The high-voltage cable can also advantageously be fixed in the bore by means of a screw made from insulating material, in order to achieve an even higher degree of strain relief.
In this case, the bore advantageously runs parallel to the axis of the high-pressure discharge lamp, and thus also parallel to the axis of the reflector. This keeps as small as possible the space required in the projection unit for the reflector high-pressure discharge lamp unit.
In order to pass radiation/light, the second base part, designed as an auxiliary part, respectively has an aperture on the side respectively facing and averted from the radiation/light exit of the reflector. It is advantageously permanently connected to the reflector. For reasons of safety, the second aperture of the auxiliary part is advantageously sealed with a face-plate transparent to radiation/light. This prevents combustible objects from touching hot lamp parts. In the case of an explosion of the high-pressure discharge lamp, this face-plate, in addition, protects sensitive optical components in the unit from damage. Moreover, the face-plate constitutes an additional electrical insulation of the end of the second lamp shank of the discharge lamp situated in the light-exit direction, and the supply lead thereof, and so the overall length in the light-exit direction can be kept compact. The face-plate can be fastened on the auxiliary part with the aid of an adhesive, for example a silicone adhesive, or be held in position mechanically by clamps or a ring.
If required, the auxiliary part can additionally be provided with one or more lateral openings in order to use a specifically controlled air flow to cool thermally critical sites such as, for example, the end of the second lamp shank of the discharge lamp situated in the light-exit direction, in the case of combination with an elliptical reflector.
A precisely adjusted installation of the lamp in an optical unit, in particular a video and/or data projector, is advantageously facilitated by fitting reference points and threaded holders on the second base part.

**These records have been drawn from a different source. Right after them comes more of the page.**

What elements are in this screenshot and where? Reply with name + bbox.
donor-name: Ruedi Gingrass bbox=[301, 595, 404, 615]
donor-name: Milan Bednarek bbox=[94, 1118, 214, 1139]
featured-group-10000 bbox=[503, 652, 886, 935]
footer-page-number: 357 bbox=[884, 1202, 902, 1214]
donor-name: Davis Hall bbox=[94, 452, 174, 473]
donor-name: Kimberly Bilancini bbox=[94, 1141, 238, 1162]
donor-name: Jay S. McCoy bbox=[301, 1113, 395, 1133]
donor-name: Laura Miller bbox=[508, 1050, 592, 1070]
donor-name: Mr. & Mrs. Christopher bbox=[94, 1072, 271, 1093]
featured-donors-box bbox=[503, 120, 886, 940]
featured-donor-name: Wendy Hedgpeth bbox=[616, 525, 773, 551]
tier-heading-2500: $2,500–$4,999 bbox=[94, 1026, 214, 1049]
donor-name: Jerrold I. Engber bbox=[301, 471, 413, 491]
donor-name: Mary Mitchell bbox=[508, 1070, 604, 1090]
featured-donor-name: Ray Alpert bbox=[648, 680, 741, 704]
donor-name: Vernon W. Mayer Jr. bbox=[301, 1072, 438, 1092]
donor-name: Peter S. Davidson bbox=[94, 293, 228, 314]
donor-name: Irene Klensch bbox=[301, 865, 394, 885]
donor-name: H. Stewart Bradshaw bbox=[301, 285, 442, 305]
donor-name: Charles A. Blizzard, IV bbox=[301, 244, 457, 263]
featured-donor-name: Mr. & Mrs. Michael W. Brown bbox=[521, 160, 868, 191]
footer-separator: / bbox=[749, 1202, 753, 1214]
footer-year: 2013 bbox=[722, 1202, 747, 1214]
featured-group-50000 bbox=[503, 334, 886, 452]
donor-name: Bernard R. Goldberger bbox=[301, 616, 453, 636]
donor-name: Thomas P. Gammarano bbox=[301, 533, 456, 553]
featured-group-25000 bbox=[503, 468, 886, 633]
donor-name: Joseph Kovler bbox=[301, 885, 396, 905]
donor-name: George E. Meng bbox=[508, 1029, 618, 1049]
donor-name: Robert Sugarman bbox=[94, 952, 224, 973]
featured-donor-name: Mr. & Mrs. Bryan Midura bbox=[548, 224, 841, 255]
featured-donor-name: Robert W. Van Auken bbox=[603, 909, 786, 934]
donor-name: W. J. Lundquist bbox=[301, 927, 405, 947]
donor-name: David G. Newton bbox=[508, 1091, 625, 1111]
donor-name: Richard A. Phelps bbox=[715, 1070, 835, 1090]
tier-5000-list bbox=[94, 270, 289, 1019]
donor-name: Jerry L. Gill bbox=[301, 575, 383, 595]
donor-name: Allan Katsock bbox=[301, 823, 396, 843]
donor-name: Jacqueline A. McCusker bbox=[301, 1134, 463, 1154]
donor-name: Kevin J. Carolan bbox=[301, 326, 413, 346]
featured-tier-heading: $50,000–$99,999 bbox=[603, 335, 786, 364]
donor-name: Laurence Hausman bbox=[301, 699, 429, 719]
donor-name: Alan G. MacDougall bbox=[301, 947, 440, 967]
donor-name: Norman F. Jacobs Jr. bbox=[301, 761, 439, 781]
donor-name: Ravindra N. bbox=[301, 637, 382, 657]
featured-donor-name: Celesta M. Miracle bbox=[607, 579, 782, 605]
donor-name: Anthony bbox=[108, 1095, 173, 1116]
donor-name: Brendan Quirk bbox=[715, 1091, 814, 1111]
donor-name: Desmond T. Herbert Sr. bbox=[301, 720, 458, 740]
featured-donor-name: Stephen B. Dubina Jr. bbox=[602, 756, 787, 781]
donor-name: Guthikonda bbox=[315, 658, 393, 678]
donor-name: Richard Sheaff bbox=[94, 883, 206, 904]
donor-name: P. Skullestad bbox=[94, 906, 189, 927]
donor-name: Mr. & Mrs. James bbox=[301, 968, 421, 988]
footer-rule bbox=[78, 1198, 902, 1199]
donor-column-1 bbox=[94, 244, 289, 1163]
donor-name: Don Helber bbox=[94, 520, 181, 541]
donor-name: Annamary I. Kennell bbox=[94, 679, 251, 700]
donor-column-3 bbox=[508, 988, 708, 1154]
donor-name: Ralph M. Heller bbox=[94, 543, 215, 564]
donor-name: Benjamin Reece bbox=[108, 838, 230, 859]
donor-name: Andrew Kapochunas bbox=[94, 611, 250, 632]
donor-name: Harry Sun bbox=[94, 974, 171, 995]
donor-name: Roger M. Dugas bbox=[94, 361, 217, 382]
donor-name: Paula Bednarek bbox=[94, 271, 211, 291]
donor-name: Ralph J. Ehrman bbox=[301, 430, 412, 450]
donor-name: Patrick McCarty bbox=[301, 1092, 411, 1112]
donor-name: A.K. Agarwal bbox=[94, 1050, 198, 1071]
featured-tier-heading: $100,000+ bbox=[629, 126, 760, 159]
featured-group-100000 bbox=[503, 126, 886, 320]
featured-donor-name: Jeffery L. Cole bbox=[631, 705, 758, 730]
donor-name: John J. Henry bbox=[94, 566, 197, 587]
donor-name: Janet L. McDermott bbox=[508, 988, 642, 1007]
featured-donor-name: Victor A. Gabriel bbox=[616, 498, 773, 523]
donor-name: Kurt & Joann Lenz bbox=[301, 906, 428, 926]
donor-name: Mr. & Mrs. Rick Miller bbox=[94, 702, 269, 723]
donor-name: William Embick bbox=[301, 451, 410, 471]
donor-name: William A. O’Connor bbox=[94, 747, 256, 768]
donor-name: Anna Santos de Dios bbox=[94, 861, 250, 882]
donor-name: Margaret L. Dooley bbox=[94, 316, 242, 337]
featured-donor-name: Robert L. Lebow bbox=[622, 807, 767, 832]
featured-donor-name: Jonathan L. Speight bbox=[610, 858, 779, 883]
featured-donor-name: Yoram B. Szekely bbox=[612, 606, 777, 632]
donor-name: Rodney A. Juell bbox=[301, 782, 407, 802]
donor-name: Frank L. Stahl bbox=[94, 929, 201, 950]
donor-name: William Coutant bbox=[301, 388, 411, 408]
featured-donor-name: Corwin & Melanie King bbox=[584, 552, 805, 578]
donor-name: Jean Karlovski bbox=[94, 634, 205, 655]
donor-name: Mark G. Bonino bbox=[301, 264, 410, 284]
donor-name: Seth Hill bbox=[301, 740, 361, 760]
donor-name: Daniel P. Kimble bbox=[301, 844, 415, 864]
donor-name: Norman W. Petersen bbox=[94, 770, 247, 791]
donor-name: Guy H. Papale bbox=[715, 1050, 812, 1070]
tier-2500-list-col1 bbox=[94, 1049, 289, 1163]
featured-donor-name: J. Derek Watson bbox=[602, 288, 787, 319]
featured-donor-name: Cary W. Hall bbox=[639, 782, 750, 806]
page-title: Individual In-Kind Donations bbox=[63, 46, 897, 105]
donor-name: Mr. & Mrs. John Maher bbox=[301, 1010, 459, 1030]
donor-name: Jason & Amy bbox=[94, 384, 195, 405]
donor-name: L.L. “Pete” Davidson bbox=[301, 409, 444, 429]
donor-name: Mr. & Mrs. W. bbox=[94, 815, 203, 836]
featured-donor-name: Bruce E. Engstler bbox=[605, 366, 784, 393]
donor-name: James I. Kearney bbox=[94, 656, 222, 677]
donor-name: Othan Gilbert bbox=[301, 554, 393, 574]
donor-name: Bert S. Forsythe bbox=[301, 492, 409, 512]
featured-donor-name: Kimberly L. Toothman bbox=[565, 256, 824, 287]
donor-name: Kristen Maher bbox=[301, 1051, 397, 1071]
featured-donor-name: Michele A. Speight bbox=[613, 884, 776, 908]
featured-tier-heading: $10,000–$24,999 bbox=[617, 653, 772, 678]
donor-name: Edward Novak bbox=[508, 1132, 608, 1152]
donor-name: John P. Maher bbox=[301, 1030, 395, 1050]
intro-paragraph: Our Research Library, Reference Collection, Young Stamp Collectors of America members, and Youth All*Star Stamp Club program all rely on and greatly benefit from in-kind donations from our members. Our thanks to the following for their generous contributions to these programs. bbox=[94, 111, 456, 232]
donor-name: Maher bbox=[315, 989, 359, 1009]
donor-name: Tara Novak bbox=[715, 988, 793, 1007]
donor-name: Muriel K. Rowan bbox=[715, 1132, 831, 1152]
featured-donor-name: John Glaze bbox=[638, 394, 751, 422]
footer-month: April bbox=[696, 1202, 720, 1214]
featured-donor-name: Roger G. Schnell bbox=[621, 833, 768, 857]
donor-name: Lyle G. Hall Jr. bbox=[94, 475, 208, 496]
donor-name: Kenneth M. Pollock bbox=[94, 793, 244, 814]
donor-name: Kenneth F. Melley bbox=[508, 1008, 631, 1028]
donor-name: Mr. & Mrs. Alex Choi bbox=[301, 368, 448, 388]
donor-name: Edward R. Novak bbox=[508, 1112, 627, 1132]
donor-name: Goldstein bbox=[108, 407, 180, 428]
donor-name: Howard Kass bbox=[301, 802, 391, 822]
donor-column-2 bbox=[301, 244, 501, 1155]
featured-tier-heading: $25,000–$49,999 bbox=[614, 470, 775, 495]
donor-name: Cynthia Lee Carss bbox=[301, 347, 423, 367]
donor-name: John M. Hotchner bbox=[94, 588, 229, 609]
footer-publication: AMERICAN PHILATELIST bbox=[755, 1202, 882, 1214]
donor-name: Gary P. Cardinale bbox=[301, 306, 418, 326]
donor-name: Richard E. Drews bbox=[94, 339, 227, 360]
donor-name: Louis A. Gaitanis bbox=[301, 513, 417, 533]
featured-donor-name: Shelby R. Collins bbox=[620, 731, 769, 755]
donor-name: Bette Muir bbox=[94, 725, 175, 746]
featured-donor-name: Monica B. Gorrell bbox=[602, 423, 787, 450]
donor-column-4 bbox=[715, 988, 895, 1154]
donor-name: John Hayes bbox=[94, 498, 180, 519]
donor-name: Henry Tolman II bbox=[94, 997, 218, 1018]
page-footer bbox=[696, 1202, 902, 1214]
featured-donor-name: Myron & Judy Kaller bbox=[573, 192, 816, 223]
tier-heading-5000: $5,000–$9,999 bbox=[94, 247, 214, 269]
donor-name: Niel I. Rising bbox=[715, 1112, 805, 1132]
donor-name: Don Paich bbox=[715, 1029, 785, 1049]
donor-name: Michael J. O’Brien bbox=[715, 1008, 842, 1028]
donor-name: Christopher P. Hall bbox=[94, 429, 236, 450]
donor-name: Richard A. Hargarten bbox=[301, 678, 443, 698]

If the second base part designed as auxiliary part is produced from an injection moldable high-temperature plastic, this has the advantage by comparison with other materials such as, for example, ceramics that a high measure of flexibility exists with reference to the configuration of the geometrical shape of the auxiliary part, and that a lower weight is achieved. The use of glass fiber reinforced plastic additionally advantageously enhances the mechanical stability of the auxiliary part. The material PEEK(trademark) (polyether ether ketone) has proved to be particularly advantageous as injection moldable high-temperature material, since it has a very high thermostability and a good UV compatibility.